Chronique

Kobe van Cauwenberghe’s Ghost Trance Septet

Plays The Music of Anthony Braxton

Kobe Van Cauwenberghe (g, b, voc), Frederik Sakham (b, voc), Elisa Medinilla (p), Niels Van Heertum (eup, tp), Steven Delannoye (ts, bcl), Anna Jalving (vln), Teun Verbruggen (dms, perc)

Label / Distribution : El Negocito Records

Si rares sont les orchestres qui s’approprient la musique et la grammaire braxtonienne sur un album entier - en dehors d’un cercle large de musiciens étasuniens proches de la Tricentric Foundation - notons tout de même, avec un orchestre comme The Locals, que les initiatives se multiplient. Dernier exemple en date, le travail mené depuis 2020 par le guitariste belge Kobe van Cauwenberghe autour de la Ghost Trance Music (GTM), d’abord dans un saisissant solo, puis dans un album publié par les explorateurs de la scène flamande, El Negocito Records. Ghost Trance Septet Plays Anthony Braxton est un double album ambitieux et, pour tout dire, inattendu. Dès la « Composition 255 », que le saxophoniste avait enregistrée notamment dans la GTM (Iridium) 2007, un des enregistrements canoniques du genre, on comprend que Cauwenberghe est pleinement investi dans cette musique et qu’il entraîne ses compagnons dans une opulence de timbres et de chemins, bien aidé en cela par la rythmique solide de Teun Verbruggen (Flat Earth Society, Orchestra Della Luna…) et la basse puissante de Frederick Sakham. Ainsi, le trompettiste - et euphoniumiste - Niels van Heertum est très à son avantage dans cette construction musicale en cercles concentriques, caractéristique du genre, dont le guitariste s’affranchit parfois dans un feulement électrique.

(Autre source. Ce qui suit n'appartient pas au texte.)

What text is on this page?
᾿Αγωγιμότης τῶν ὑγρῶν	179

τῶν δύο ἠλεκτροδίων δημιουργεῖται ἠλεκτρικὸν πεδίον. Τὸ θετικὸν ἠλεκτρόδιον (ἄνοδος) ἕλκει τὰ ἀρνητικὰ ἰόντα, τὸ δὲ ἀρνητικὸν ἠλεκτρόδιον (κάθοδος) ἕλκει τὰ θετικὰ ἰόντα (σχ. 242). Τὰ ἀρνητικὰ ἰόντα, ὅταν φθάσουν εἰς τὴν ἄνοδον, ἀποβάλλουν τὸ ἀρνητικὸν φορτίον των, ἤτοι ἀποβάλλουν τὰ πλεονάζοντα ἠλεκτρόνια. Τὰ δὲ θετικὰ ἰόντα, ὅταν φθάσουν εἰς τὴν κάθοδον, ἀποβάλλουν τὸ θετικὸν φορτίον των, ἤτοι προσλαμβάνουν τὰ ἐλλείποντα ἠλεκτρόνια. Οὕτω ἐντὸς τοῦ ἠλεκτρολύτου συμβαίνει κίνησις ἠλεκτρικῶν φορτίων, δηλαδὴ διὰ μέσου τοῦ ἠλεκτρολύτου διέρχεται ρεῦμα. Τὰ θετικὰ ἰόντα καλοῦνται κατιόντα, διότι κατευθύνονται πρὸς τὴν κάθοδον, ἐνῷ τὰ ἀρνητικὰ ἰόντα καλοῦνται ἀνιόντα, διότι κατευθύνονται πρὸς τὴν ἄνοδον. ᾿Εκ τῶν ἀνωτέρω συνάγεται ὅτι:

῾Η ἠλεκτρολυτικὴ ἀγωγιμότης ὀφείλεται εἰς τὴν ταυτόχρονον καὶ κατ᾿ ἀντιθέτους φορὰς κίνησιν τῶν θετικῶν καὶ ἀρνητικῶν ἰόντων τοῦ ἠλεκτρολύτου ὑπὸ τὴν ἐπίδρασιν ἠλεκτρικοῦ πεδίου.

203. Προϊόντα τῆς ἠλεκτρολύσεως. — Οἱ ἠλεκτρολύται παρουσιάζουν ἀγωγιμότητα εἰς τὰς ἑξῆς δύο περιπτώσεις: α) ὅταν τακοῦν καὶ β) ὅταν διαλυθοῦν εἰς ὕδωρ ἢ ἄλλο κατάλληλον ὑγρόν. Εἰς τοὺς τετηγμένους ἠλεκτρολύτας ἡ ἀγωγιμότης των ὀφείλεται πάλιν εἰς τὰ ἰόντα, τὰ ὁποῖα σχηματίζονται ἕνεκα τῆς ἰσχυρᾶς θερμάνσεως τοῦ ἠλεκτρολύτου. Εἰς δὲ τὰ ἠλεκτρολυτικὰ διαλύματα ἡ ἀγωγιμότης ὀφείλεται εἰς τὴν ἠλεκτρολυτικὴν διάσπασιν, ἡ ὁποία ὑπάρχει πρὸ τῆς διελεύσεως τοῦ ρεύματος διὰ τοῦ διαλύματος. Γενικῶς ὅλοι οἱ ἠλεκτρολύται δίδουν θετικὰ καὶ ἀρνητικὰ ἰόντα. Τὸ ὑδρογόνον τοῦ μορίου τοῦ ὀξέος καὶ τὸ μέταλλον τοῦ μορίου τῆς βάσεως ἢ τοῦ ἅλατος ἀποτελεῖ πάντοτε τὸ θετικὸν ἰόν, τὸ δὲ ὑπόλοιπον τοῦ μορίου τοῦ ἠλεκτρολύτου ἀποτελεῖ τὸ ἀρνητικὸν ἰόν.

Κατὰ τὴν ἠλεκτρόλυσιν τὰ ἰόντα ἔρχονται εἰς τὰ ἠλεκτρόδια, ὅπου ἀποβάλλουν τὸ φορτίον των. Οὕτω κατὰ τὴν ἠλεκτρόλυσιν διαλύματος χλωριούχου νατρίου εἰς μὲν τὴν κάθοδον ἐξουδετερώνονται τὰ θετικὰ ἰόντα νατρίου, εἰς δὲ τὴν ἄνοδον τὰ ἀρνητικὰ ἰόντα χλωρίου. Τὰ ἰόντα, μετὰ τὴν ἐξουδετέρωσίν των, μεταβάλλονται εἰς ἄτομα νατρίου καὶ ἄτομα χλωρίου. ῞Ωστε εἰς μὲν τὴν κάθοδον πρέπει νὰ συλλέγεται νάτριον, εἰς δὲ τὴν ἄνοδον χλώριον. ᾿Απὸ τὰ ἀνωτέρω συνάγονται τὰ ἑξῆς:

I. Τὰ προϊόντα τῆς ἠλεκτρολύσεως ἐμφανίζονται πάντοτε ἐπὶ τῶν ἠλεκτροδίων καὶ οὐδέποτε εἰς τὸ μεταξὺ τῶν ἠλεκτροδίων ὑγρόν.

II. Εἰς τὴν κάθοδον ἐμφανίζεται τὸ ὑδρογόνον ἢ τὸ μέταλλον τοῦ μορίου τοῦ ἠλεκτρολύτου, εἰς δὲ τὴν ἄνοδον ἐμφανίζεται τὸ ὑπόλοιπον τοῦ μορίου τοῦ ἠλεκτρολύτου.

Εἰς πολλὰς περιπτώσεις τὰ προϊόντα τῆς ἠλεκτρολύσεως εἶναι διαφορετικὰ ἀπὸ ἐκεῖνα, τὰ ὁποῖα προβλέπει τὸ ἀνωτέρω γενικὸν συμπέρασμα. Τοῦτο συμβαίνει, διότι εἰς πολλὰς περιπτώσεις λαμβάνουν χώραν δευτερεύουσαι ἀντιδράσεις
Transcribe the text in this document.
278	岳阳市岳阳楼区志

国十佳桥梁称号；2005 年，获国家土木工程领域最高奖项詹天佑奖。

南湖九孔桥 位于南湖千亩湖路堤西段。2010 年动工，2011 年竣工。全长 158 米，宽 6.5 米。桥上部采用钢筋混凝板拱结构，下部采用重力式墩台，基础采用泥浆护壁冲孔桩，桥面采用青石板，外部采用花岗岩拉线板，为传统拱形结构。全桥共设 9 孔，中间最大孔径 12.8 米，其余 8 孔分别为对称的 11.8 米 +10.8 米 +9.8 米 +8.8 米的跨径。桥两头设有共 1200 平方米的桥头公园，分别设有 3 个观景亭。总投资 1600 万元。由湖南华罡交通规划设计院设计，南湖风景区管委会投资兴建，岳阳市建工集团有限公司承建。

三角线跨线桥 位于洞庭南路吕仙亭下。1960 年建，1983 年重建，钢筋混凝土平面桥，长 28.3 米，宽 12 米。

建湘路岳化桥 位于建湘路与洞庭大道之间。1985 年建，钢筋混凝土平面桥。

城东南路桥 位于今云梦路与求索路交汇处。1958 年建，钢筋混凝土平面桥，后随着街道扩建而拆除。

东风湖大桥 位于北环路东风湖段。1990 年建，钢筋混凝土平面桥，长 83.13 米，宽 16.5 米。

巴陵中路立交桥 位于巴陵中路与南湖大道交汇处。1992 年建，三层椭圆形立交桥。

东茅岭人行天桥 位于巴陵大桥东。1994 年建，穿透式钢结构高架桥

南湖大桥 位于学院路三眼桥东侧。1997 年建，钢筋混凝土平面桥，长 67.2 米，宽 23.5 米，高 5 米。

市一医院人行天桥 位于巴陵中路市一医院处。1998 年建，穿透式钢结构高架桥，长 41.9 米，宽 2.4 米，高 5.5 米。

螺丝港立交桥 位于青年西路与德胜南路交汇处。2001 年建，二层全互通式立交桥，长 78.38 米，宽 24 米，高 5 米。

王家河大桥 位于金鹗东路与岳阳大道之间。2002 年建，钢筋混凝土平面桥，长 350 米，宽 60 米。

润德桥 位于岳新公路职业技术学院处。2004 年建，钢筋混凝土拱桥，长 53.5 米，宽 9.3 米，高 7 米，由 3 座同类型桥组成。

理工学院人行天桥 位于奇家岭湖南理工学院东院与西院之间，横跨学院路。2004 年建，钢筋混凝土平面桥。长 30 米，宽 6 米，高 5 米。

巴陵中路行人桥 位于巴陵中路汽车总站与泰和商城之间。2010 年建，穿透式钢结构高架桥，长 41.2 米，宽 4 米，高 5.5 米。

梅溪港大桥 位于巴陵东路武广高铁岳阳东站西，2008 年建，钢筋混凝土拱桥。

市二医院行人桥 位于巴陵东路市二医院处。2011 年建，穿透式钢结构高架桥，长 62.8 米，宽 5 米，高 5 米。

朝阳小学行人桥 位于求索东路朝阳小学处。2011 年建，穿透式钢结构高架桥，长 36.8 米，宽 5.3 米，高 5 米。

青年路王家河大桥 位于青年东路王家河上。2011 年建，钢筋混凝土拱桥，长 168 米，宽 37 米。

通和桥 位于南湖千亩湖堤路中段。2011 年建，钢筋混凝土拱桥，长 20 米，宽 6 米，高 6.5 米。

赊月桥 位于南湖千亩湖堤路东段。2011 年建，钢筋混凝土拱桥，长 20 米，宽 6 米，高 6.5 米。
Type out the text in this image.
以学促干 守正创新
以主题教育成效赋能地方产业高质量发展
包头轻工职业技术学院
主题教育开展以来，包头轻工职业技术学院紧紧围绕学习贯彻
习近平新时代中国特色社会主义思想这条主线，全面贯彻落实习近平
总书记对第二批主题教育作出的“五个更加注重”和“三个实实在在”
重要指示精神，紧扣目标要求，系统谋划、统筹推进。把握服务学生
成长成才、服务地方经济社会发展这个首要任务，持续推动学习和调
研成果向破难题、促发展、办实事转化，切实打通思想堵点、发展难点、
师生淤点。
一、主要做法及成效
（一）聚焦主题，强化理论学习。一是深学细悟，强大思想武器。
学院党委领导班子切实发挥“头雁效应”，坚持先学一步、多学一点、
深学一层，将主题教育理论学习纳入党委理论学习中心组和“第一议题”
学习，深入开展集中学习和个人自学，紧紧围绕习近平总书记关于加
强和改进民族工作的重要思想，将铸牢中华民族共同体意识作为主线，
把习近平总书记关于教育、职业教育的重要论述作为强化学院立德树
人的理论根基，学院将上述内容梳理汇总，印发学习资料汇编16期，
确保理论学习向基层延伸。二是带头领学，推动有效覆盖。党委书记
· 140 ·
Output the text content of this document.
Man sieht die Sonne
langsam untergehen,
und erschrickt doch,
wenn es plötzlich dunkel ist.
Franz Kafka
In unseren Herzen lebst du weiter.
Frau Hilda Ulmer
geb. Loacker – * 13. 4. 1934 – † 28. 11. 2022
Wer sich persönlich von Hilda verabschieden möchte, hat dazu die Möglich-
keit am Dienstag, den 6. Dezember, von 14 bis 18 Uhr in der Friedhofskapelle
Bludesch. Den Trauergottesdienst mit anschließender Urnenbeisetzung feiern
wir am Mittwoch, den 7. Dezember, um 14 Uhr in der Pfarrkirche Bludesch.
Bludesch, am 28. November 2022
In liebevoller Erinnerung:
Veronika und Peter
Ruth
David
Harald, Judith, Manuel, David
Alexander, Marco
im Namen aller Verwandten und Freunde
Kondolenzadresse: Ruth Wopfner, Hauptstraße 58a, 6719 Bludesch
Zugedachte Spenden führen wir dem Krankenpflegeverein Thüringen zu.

Le petit train de la GTM est bien compris par Kobe van Cauwenberghe. La notion de mouvement inhérente à ce langage est très présente dans les quatre compositions choisies pour ce disque. Dans la 255, on retrouve le parti pris qui avait guidé Kyoko Kitamura dans son coffret GTM Choir en 2019, avec la répétition de phonèmes par les musiciens (ici des nombres) comme pour donner une articulation, et des pistes supplémentaires. Globalement, on perçoit que le travail de la chanteuse proche de Braxton a considérablement influencé le guitariste ; plus sans doute que Mary Halvorson, puisque van Cauwenberghe ne tombe jamais dans l’ornière de calquer son jeu sur celui de sa consœur, pourtant emblématique de la GTM. Mieux, dans la « Composition n°264 » qui semble n’avoir jamais été enregistrée par Braxton lui-même, sa guitare au jeu très tendu, très loin des brisures d’Halvorson, entre dans une mêlée d’où ressortent particulièrement le piano d’Elisa Medinilla et le violon d’Anna Jalving. On louera également le travail de Steven Delannoye, membre de l’Urbex d’Antoine Pierre, qui, bien que très présent, ne vampirise pas les morceaux et ne cherche pas à « jouer Braxton », laissant à Kobe van Cauwenberghe son rôle de maître d’ouvrage.

Cette « Composition n°264 » est un bel exemple du caractère très ouvert et enjoué du travail d’Anthony Braxton, et de la capacité pour des musiciens comme cette belle brochette de Belges d’en devenir de véritables passeurs. La nature de la GTM, c’est de raccrocher, à la manière de wagons, des compositions secondaires, souvent empruntées par des solistes, à un matériau primaire pour créer des multitudes de pistes, un multivers musical où chaque croisement est l’occasion d’un itinéraire inédit. Dans la « Composition n°264 », on retrouve donc notamment la « Composition n°40B » mais aussi la « Composition n°108A », deux pièces maîtresses du fameux quartet des années 80-90 avec Gerry Hemingway et Marilyn Crispell, manière pour Kobe van Cauwenberghe de se situer dans l’œuvre d’un artiste venu sur scène le féliciter à Luxembourg il y a quelques mois. Un travail remarquable qui permettra une fois de plus d’apprécier l’approche idiosyncratique du grand compositeur étasunien.